Anatomia di un omicidio.

Il tema della giustizia secondo Preminger.

Roma, 3 ottobre 2019. Uno dei film più incisivi della cinematografia statunitense, e di conseguenza mondiale, che analizza con rara acutezza il problema della giustizia è Anatomia di un omicidio (Anatomy of a Murder). Il 3 ottobre del 1959, in uscita negli Usa, il maestro Otto Preminger ci da un saggio della sua maestria confezionando una pellicola basata tutta sul gioco delle parti, tra verità ed ambiguità, in un processo che si celebra in una realtà della provincia americana, esattamente nel Michigan.

Preminger narra il dibattimento di un omicidio perpetrato da un tenente dell’esercito, reduce dalla guerra di Corea, nei confronti di un gestore di un bar che avrebbe violentato la moglie dello stesso tenente. La difesa del graduato viene accettata da un avvocato di provincia coadiuvato da una fedele segretaria e da un vecchio giurista in disarmo e per di più alcolizzato. La pubblica accusa invece è rafforzata da un valente avvocato proveniente appositamente dalla grande città.

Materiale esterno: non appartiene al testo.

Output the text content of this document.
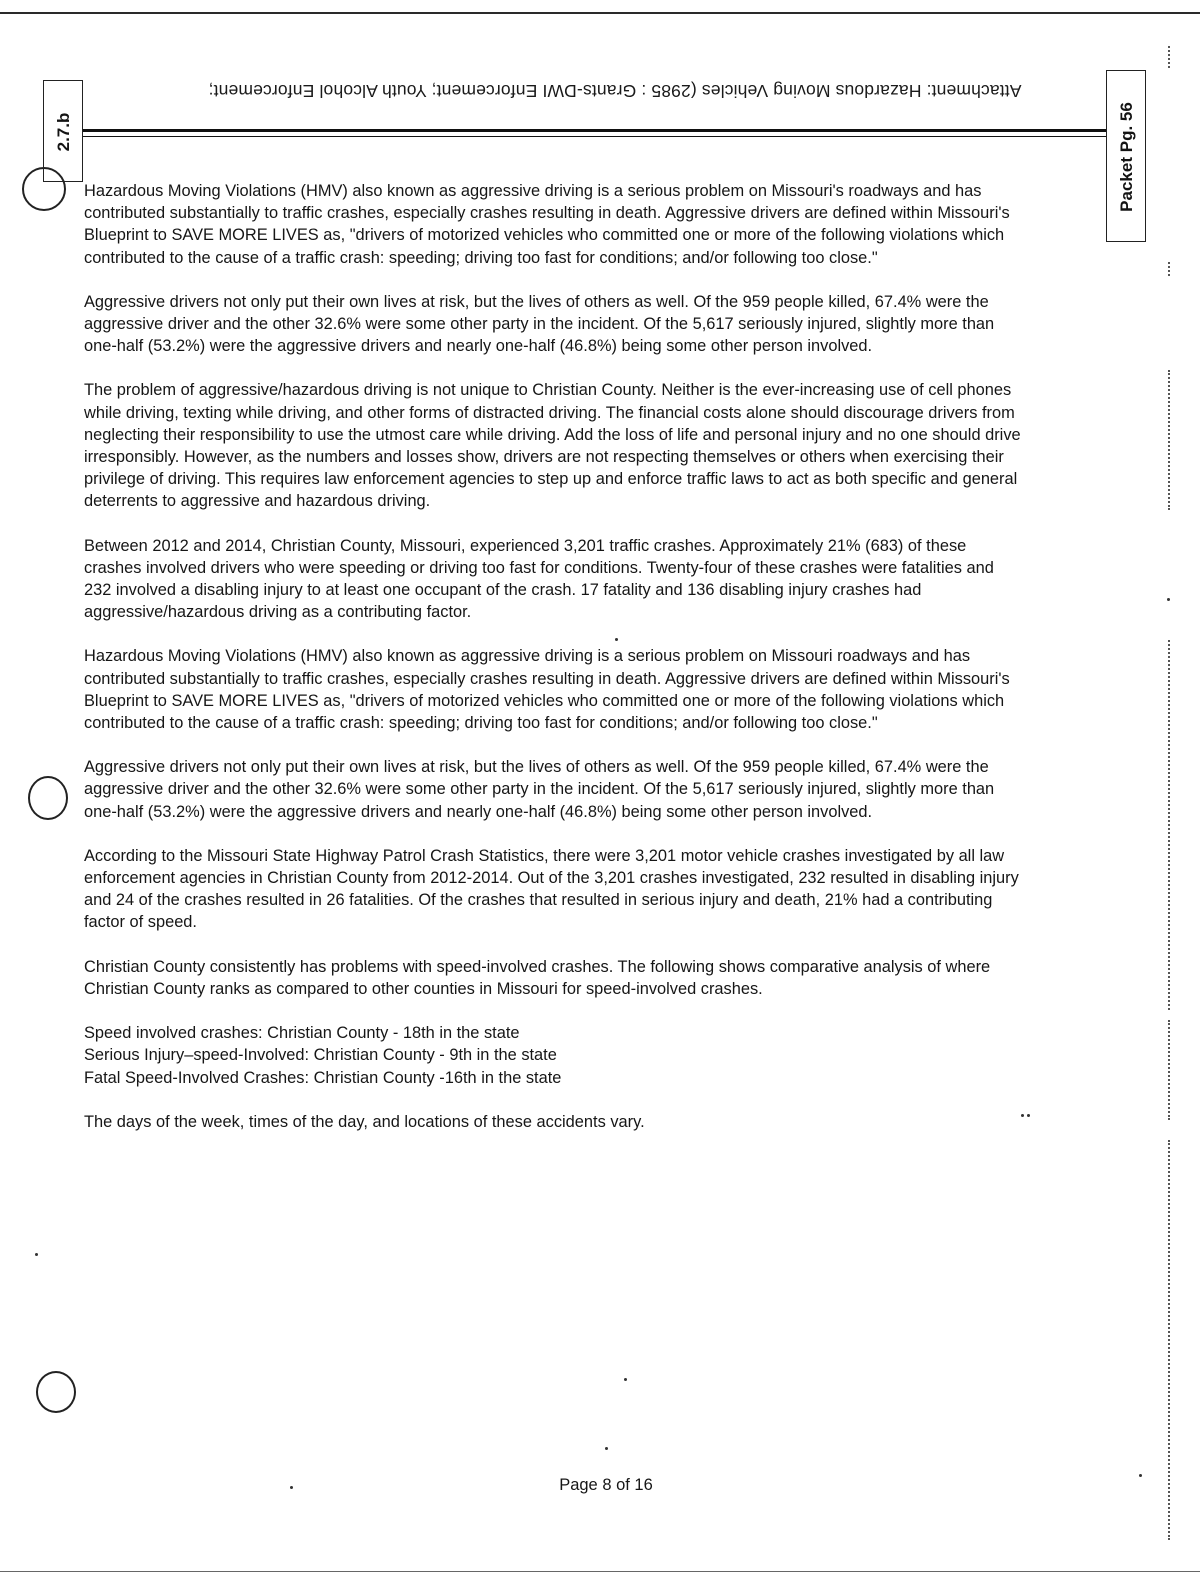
Attachment: Hazardous Moving Vehicles (2985 : Grants-DWI Enforcement; Youth Alcohol Enforcement;
2.7.b	Packet Pg. 56

Hazardous Moving Violations (HMV) also known as aggressive driving is a serious problem on Missouri's roadways and has contributed substantially to traffic crashes, especially crashes resulting in death. Aggressive drivers are defined within Missouri's Blueprint to SAVE MORE LIVES as, "drivers of motorized vehicles who committed one or more of the following violations which contributed to the cause of a traffic crash: speeding; driving too fast for conditions; and/or following too close."

Aggressive drivers not only put their own lives at risk, but the lives of others as well. Of the 959 people killed, 67.4% were the aggressive driver and the other 32.6% were some other party in the incident. Of the 5,617 seriously injured, slightly more than one-half (53.2%) were the aggressive drivers and nearly one-half (46.8%) being some other person involved.

The problem of aggressive/hazardous driving is not unique to Christian County. Neither is the ever-increasing use of cell phones while driving, texting while driving, and other forms of distracted driving. The financial costs alone should discourage drivers from neglecting their responsibility to use the utmost care while driving. Add the loss of life and personal injury and no one should drive irresponsibly. However, as the numbers and losses show, drivers are not respecting themselves or others when exercising their privilege of driving. This requires law enforcement agencies to step up and enforce traffic laws to act as both specific and general deterrents to aggressive and hazardous driving.

Between 2012 and 2014, Christian County, Missouri, experienced 3,201 traffic crashes. Approximately 21% (683) of these crashes involved drivers who were speeding or driving too fast for conditions. Twenty-four of these crashes were fatalities and 232 involved a disabling injury to at least one occupant of the crash. 17 fatality and 136 disabling injury crashes had aggressive/hazardous driving as a contributing factor.

Hazardous Moving Violations (HMV) also known as aggressive driving is a serious problem on Missouri roadways and has contributed substantially to traffic crashes, especially crashes resulting in death. Aggressive drivers are defined within Missouri's Blueprint to SAVE MORE LIVES as, "drivers of motorized vehicles who committed one or more of the following violations which contributed to the cause of a traffic crash: speeding; driving too fast for conditions; and/or following too close."

Aggressive drivers not only put their own lives at risk, but the lives of others as well. Of the 959 people killed, 67.4% were the aggressive driver and the other 32.6% were some other party in the incident. Of the 5,617 seriously injured, slightly more than one-half (53.2%) were the aggressive drivers and nearly one-half (46.8%) being some other person involved.

According to the Missouri State Highway Patrol Crash Statistics, there were 3,201 motor vehicle crashes investigated by all law enforcement agencies in Christian County from 2012-2014. Out of the 3,201 crashes investigated, 232 resulted in disabling injury and 24 of the crashes resulted in 26 fatalities. Of the crashes that resulted in serious injury and death, 21% had a contributing factor of speed.

Christian County consistently has problems with speed-involved crashes. The following shows comparative analysis of where Christian County ranks as compared to other counties in Missouri for speed-involved crashes.

Speed involved crashes: Christian County - 18th in the state

Serious Injury–speed-Involved: Christian County - 9th in the state

Fatal Speed-Involved Crashes: Christian County -16th in the state

The days of the week, times of the day, and locations of these accidents vary.

Page 8 of 16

Il film va avanti per quasi tre ore di programmazione attraverso scambi serrati tra accusa e difesa, tra testimonianze scomode e in qualche caso reticenti. Il contrasto evidenziato è proprio incentrato sui particolari scabrosi del processo, nel puritanesimo americano dell’epoca, e sulla psicologia dei vari personaggi nell’analisi del delitto. Nel 1959 Preminger mostra un coraggio non comune nel proporre un testo con un linguaggio abbastanza esplicito per riferimenti sessuali nei dialoghi, tant’è che qualche guaio con la censura si verificherà.

Coraggio, dal punto di vista cinematografico, che Preminger ha sempre manifestato nelle sue opere per la scelta di contenuti non banali come ne L’uomo dal braccio d’oro del 1955, sulla dipendenza dalla droga del protagonista, o come sarà Exodus del 1960 nel racconto della costituzione dello stato di Israele dopo l’ultimo conflitto mondiale.

Anatomia di un omicidio rappresenta uno spartiacque nella cinematografia relativamente al tema della giustizia. Il suo ritmo incalzante lo ritroveremo in molte pellicole future.

Monumentale la performance del maturo James Stewart, nel ruolo dell’avvocato difensore, ben spalleggiato da George C.Scott, accusatore; un gradino più sotto alcuni ottimi caratteristi con una provocante Lee Remick nei panni (pochi) della moglie del tenente.

Cameo di Duke Ellington, autore della colonna sonora, che in un momento di pausa del processo si esibisce al pianoforte in un motivo a quattro mani con Stewart e altra curiosità il giudice Weaver che dirime il dibattimento è interpretato da un vero avvocato, Joseph N.Welch, che a seguito della sua apprezzata interpretazione lavorò poi in programmi televisivi. Una sorta di Santi Licheri ante litteram.